Pero juegan con los pueblos, que es lo peor

Los coahuilenses, incluyendo los laguneros, avanzamos por la fuerza del tiempo, hacia el 4 de junio, día de elecciones estatales, en las que podemos impulsar cambios cualitativos en el personal que gobierna Coahuila: Gobernador, diputados locales, presidentes municipales con sus cabildos y sus respectivos equipos que les acompañarán en sus respetivos ámbitos de gobierno. Pero como dice el Obispo de Torreón y su Presbiterio: “A los creyentes laguneros nos desafía la pobreza, la indiferencia, la violencia sin sentido; la afirmación de que todos los partidos y todos los candidatos son lo mismo y que lo único válido es saber qué es lo que da cada quien, olvidándose de que los partidos políticos y sus representantes deben ser escuelas de formación cívica(CEM 2009)”(5).

Ante tan gran tarea cívica que tenemos los coahuilenses, se teme que la conciencia ciudadana no esté a   la altura de  la urgencia.
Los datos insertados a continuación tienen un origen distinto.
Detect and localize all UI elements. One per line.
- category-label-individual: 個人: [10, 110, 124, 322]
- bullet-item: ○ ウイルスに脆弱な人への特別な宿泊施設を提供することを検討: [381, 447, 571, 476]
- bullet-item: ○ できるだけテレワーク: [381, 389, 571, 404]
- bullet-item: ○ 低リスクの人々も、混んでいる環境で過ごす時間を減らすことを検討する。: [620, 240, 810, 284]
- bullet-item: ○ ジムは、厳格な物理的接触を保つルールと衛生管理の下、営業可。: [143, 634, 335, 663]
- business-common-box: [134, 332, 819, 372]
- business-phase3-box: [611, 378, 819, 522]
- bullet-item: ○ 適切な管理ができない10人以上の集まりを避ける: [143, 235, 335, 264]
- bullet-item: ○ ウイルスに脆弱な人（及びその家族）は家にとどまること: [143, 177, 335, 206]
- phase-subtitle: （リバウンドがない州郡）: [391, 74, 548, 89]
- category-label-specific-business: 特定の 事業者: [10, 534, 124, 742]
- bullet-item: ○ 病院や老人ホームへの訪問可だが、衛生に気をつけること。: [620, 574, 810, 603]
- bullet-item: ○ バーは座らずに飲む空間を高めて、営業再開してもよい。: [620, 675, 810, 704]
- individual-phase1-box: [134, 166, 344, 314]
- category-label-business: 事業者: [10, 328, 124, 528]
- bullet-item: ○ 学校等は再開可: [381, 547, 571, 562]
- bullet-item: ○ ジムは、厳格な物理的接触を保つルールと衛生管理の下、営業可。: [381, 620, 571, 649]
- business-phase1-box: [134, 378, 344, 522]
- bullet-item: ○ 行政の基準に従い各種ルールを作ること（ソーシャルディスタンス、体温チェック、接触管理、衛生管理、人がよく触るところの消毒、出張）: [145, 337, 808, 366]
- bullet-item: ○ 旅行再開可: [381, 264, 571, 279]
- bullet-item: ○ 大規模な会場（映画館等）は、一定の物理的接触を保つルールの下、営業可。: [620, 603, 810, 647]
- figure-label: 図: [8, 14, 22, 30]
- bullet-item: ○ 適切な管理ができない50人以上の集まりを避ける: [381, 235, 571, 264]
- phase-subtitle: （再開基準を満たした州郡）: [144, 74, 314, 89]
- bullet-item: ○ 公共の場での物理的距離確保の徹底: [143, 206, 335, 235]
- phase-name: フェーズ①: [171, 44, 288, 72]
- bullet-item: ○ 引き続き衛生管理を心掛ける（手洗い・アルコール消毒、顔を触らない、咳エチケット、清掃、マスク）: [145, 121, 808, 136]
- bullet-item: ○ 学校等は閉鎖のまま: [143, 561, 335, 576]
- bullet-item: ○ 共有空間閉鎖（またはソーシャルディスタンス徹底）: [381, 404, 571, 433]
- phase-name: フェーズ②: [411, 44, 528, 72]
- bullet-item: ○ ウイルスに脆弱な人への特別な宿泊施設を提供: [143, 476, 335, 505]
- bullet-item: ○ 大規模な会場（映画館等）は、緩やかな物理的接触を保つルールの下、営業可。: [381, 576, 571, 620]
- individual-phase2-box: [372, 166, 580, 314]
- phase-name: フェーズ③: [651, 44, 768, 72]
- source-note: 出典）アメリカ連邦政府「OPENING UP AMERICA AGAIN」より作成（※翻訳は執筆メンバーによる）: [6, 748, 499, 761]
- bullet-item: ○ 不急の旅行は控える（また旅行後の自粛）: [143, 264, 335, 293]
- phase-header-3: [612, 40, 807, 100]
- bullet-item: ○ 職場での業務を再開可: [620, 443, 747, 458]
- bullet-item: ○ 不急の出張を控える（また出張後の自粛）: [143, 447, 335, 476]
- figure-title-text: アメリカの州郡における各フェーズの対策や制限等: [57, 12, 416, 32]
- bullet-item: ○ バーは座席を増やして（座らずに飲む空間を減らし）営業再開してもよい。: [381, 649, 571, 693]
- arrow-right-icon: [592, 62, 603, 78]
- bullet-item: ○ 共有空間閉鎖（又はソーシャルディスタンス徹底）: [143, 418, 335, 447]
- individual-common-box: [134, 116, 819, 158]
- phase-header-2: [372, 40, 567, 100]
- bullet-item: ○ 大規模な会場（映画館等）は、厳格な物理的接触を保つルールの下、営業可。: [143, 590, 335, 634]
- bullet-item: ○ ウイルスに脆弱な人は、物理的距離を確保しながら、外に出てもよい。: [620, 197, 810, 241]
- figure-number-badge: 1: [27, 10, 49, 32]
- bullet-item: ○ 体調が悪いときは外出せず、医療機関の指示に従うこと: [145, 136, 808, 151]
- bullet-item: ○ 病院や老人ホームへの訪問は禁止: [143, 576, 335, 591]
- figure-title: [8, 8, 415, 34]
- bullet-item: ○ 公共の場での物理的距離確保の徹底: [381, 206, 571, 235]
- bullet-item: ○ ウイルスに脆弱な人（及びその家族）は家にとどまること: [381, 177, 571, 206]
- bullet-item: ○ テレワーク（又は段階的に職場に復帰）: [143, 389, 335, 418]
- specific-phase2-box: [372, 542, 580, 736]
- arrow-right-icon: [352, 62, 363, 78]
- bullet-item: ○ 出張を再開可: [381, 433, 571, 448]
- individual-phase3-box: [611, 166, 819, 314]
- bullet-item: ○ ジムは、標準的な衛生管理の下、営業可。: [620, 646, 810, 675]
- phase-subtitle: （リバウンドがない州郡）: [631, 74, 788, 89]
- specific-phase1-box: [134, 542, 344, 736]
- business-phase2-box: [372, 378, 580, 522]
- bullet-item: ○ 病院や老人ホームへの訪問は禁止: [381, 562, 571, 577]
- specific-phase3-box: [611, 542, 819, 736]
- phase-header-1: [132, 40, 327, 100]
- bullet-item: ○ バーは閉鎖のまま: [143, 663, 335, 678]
Lamentable será que pase como fuerza tolvanera que arrasa el desierto, pero por poco tiempo. Cierto que la pobreza, la violencia tienen su lenguaje provocativo, pero en muchos casos no se ve para que los ciudadanos hagamos un cambio, mediante el ejercicio democrático. Hay candidatos que con mensajes a medias, medias verdades para alcanzar votos completos que arrasan con la conciencia ciudadana. Mientras les hagamos caso, apostamos a la mediocridad.

No habrá política sana mientras la gente piense primero “tengo necesidad” para recibir una despensa, un tinaco, etc.,  que compromete el voto por un determinado partido o político, dejando la libertad cívica como lo que no tiene importancia. Dicen el Obispo de Torreón y su Presbiterio: “Un católico no puede eludir su responsabilidad ya que eso sería cederle el paso al mal. El hecho de que haya mucha corrupción en la política no exonera al cristiano de su responsabilidad. Más bien lo debe retar a trabajar por un mundo mejor. El que no vota o vota sin atención a las leyes de Dios es culpable de los resultantes males”(O. c. 37).

La democracia electoral nos está presentando una alternativa a los coahuilenses: o hacemos que cambie nuestro quehacer político, colocando en los puestos de poder a nuevos modos de pensar, o permitimos  lo que lamenta José Mujica, que dé presidente de Uruguay: “Pero juegan con los pueblos, que es lo por. Y una de las víctimas que está ahí, en el candelero, es  México”.